South Dakota, Oklahoma, and Colorado have apparently declared a different rule. State ex rel. Cranmer v. Thorson, 9 S. D. 149, 33 L.R. A. 582, 68 N. W. 202; Threadgill v. Cross, 26 Okla. 403, 138 Am. St. Rep. 964, 109 Pac. 558; People ex rel. O'Reilly v. Mills, 30 Colo. 262, 70 Pac. 322; and Speer v. People, 52 Colo. 525, 122 Pac. 768 (an affirmance by an equal division of justices). An election will not be enjoined for irregularities in the petition or procedure, as distinguished from an absence of law for the entire proceeding. Pfeifer v. Graves, 88 Ohio St. 473, 104 N. E. 529; Duggan v. Emporia, 84 Kan. 429, 114 Pac. 235, Ann. Cas. 1912A, 729.

But that the sufficiency of the petition is a judicial question, as well as the propriety of the remedy of injunction, has already been passed upon by this court in adjudicating the insufficiency of a petition for a state-wide referendum upon a legislative enactment, and holding it to be a judicial question, and in which proceedings in referendum were enjoined because void. State ex rel. Baker v. Hanna, 31 N. D. 570, 154 N. W. 704. On original writ this court therein declared: "As a referendum sets aside or suspends the will of the people as expressed by legislative act, petitions for a referendum should be required to comply strictly with the mandatory constitutional provisions under which a referendum is authorized. To require less is the equivalent of amending said constitutional provisions by court fiat, as well as to be derelict

in enforcing the Constitution itself." The cases cited in State ex rel. Baker v. Hanna, supra; State ex rel. McNary v. Olcott, 62 Or. 277, 125 Pac. 303; State ex rel. Halliburton v. Roach, 230 Mo. 408, 139 Am. St. Rep. 639, 130 S. W. 689; Hammett v. Hodges, 104 Ark. 510, 149 S. W. 667, and above authorities, also fully sustain that holding and these conclusions, i. e., that the secretary of state acts but ministerially. Hence his acts in submitting proposed constitutional amendments to the electorate are subject to judicial review; and the same is in no sense invading or usurping any legislative function.

But counsel reasons that by abuse of judicial review legal passage of any constitutional amendment might be abridged or prevented through staying the process of its adoption, as by enjoining publication of notice or wrongfully and illegally keeping it off the ballot.
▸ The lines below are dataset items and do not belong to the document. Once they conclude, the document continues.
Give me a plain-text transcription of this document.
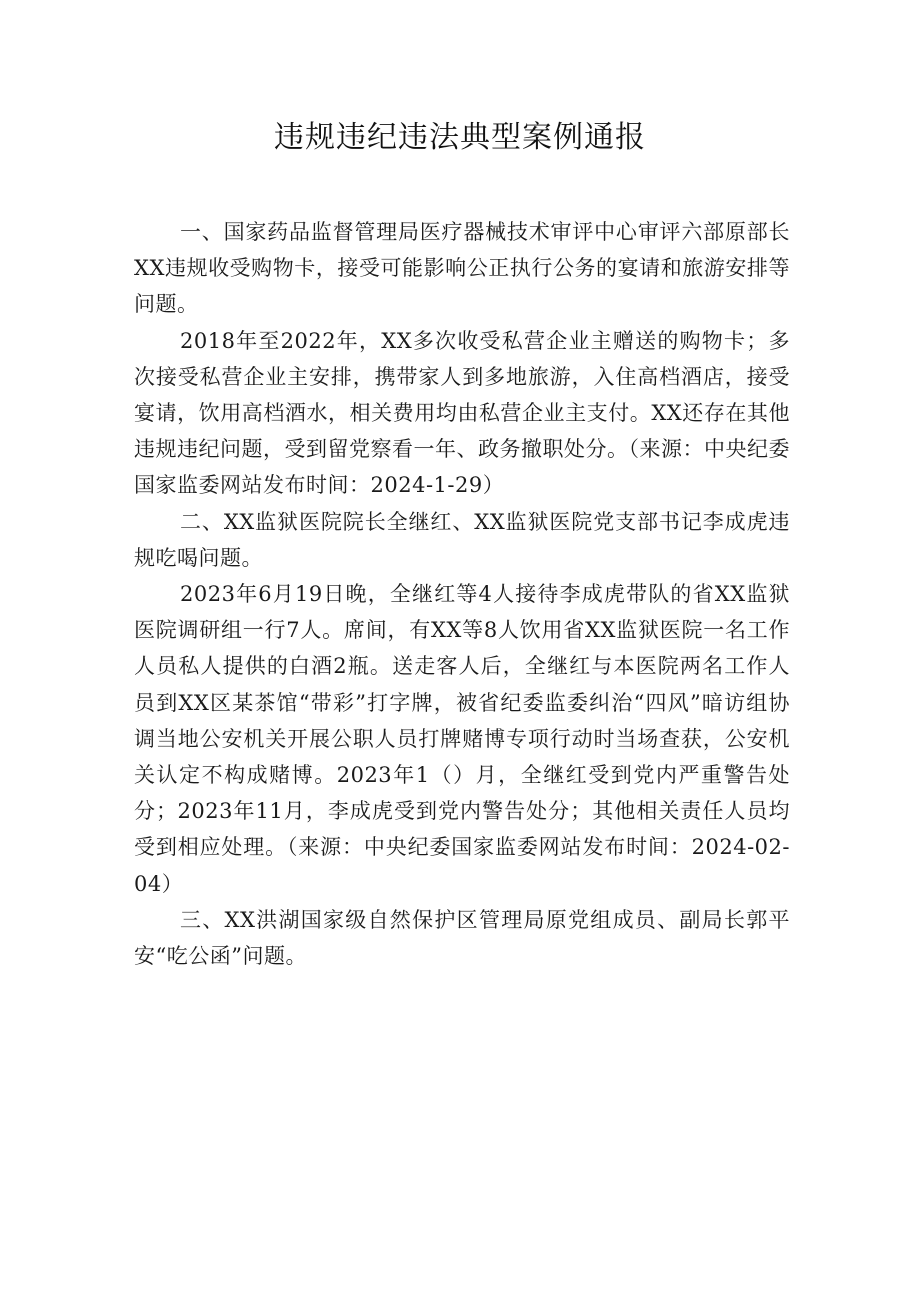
违规违纪违法典型案例通报

一、国家药品监督管理局医疗器械技术审评中心审评六部原部长XX违规收受购物卡，接受可能影响公正执行公务的宴请和旅游安排等问题。

2018年至2022年，XX多次收受私营企业主赠送的购物卡；多次接受私营企业主安排，携带家人到多地旅游，入住高档酒店，接受宴请，饮用高档酒水，相关费用均由私营企业主支付。XX还存在其他违规违纪问题，受到留党察看一年、政务撤职处分。（来源：中央纪委国家监委网站发布时间：2024-1-29）

二、XX监狱医院院长全继红、XX监狱医院党支部书记李成虎违规吃喝问题。

2023年6月19日晚，全继红等4人接待李成虎带队的省XX监狱医院调研组一行7人。席间，有XX等8人饮用省XX监狱医院一名工作人员私人提供的白酒2瓶。送走客人后，全继红与本医院两名工作人员到XX区某茶馆“带彩”打字牌，被省纪委监委纠治“四风”暗访组协调当地公安机关开展公职人员打牌赌博专项行动时当场查获，公安机关认定不构成赌博。2023年1（）月，全继红受到党内严重警告处分；2023年11月，李成虎受到党内警告处分；其他相关责任人员均受到相应处理。（来源：中央纪委国家监委网站发布时间：2024-02-04）

三、XX洪湖国家级自然保护区管理局原党组成员、副局长郭平安“吃公函”问题。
However this may be, the question is but an incident of the fully recognized judicial power and province to determine constitutionality of legislative act and to declare laws unconstitutional. The same argument of alleged judicial domination of the legislative arm of government has been applied against that power and province of the judiciary. But it has always been accepted that the power to determine constitutionality of legislation is vested in courts, and that such is a judicial question pure and simple. Ellingham v. Dye, 178 Ind. 336, 99 N. E. 1, Ann. Cas. 1915C, 221, citing a page of authority. This question was settled in the pioneer case of Marbury v. Madison, 1 Cranch, 137, 2 L. ed. 60.

But possible results of an abuse of judicial power will not be presumed upon which to found a reason for denial of court review in such instances. Powers of a court of equity are not measured by what might be done through an arrogant and high-handed abuse of its legitimate authority. The following from Worman v. Hagan, 78 Md. 152-165, 21 L.R.A. 716, 27 Atl. 616, commenting upon a possibility of abuse of executive power as a factor in determining judicial issues presented is apropos. "It may be asked what is to be done in case the governor should violate his duty and wrongfully proclaim an amendment as adopted which in point of fact had been rejected. It would not be becoming in this court to suppose that such a contingency would ever happen. The courtesy due to the executive department forbids us to entertain such a conjecture."

Approved in Gottstein v. Lister, 88 Wash. 462-498, 153 Pac. 595,

testing constitutionality of the prohibition amendment to the Washington Constitution.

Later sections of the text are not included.